The NY Times page has an interactive map so you can see where the outbreaks are occurring. Houston’s infection rate remains constant over the last two weeks, but there are random outbreaks around the state and Galveston is seeing a disturbing increase.
The mortality rate is something that isn’t discussed lately, perhaps as everyone focused on the grim milestone of 100,000 deaths. In the US, COVID-19 is killing 6% of confirmed cases. That’s shocking. Brazil is running the same as us while Spain, UK and Italy - the worst-hit European countries - are all around 15%.
Sweden - famously working towards herd immunity by allowing people to contract the virus in a somewhat controlled manner - is suffering a mortality rate of 12%. It has lost 0.04% of its population which, in US terms, is 132,000.
I wish the mortality rate was discussed more. It might make (some) people less blasé about this disease.
Worldometers just did a study of NYC to try to determine the actual mortality rate. They used a rather large antibody test program (which may prove problematic) along with year on year excess death rates to try to determine the actual number of deceased and the actual number of infected.
They came up with 1.4% mortality, which is in line with WHO, Chinese, and South Korean estimates. This would make it more than an order of magnitude worse that the worst flu since 1918. WoM mortality study
NY and NJ have kept their numbers down which has, in turn, kept the national numbers in check. By “in check”, I mean the equivalent of three to four 9-11s per week. However, once the expected reporting lag from the holiday weekend had cleared, it seemed a new pattern might be forming.
California’s stubbornly flat curve has started going up. Almost all of the increase has been in L.A. County with a particular problem area being meat packing plants in Vernon. Orange County has seen a slow but steady increase in hospitalizations and ICU admissions. The decline in Texas’ curve has halted and may be poised for an increase next week.
Elsewhere, COVID 19 looks to go all “Billy T. Sherman” on Dixie. ICUs are overflowing in Montgomery and Mississippi, South Carolina and Arkansas have seen increases. The Ozark Pool Party has yielded its first positive case.
There are two eventualities that must be planned for: There will be a vaccine, or there won’t. Since most of us are not virologist, immunologist or vaccine experts, we can’t do much to help on that front. Even though most of us are not MDs or Clinicians or involved in treating disease, we can plan and act for the very possible scenario that we don’t have a vaccine for years, if ever.
Any effective action against COVID 19 in a future without a vaccine will depend on a population that has a consensus agreement on the existence and seriousness of the disease, a consensus on public behavior such as mask wearing and physical distancing, and a public spirit of common purpose. Public discipline would need to be maintained for extended periods as treatments are developed and proven. Eventually, treatments will become effective enough to relax some requirements, others will need to become ingrained in the culture. Success is possible with a united population and close international cooperation.
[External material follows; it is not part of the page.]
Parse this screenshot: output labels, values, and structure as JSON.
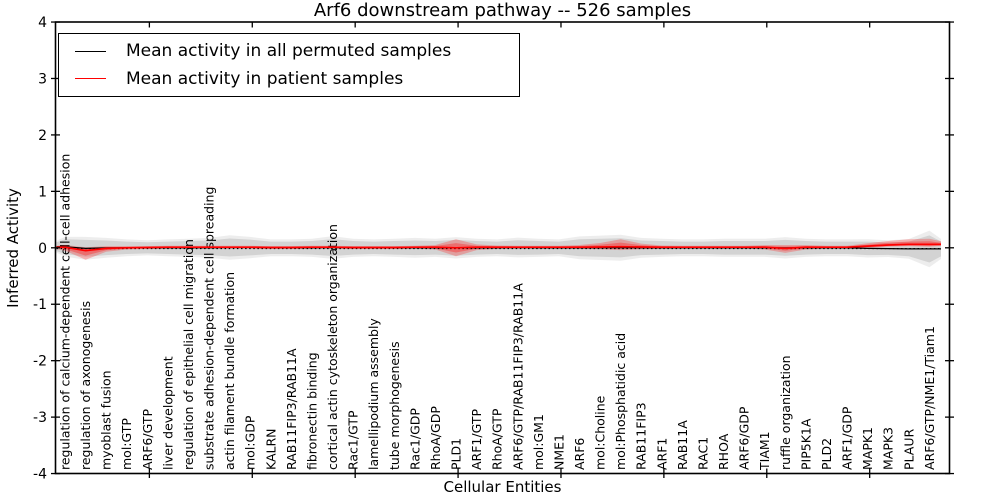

I would guess at least three generations before it becomes a flu equivalent disease, at least without sophisticated treatment. I think “herd immunity” may be impossible without a vaccine. Antibodies retained after recovery are likely to be effective no more than two years.
Natural herd immunity did not end the scourge of measles, polio, or smallpox. I don’t think there’s any reason to believe COVID 19 will be any different.
The mayor is talking about requiring masks in public. We are dealing with what Bham dealt with in March and Mobile in mid April. It was our turn, I guess. The bigger issue here is they can’t point to a single source of spread. It appears to be community based and not work site/church/event focused.
PSA: Be careful about generalizations about “Trumpers” in Alabama. When you look at the demographics of Montgomery County, you will see that it likely didn’t go for Trump, in fact with went 61% for Hillary. The issue here is poverty. The neighboring counties (Lowndes, Dallas, Macon, Elmore, and Autauga) have also had increases and don’t have hospitals with the level of care needed. Many rural hospitals have closed down after Alabama didn’t do medicaid expansion. So that exacerbates the Montgomery hospital situation.
Harris County - the state’s most populous county containing its most populous city - seems to have its COVID shit under control. New cases per day for Harris Co. is down to almost zero.
The rest of the state though, is not doing so well.
Looking at the heat map, it seems that Pecos Co. is the big new hot spot. There’s fuck-all out there, so I have to assume that this is being driven by meat-packing plants. The current hot spots are all rural counties and yet they have yanked the curve northwards and may yet eclipse the per day records set when Houston and Dallas were peaking. The terrible thing is that, out there, they don’t have the medical facilities to handle it.
Something odd here. Worldometers has the same number for total cases and total fatalities as the county website but the daily numbers don’t match at all.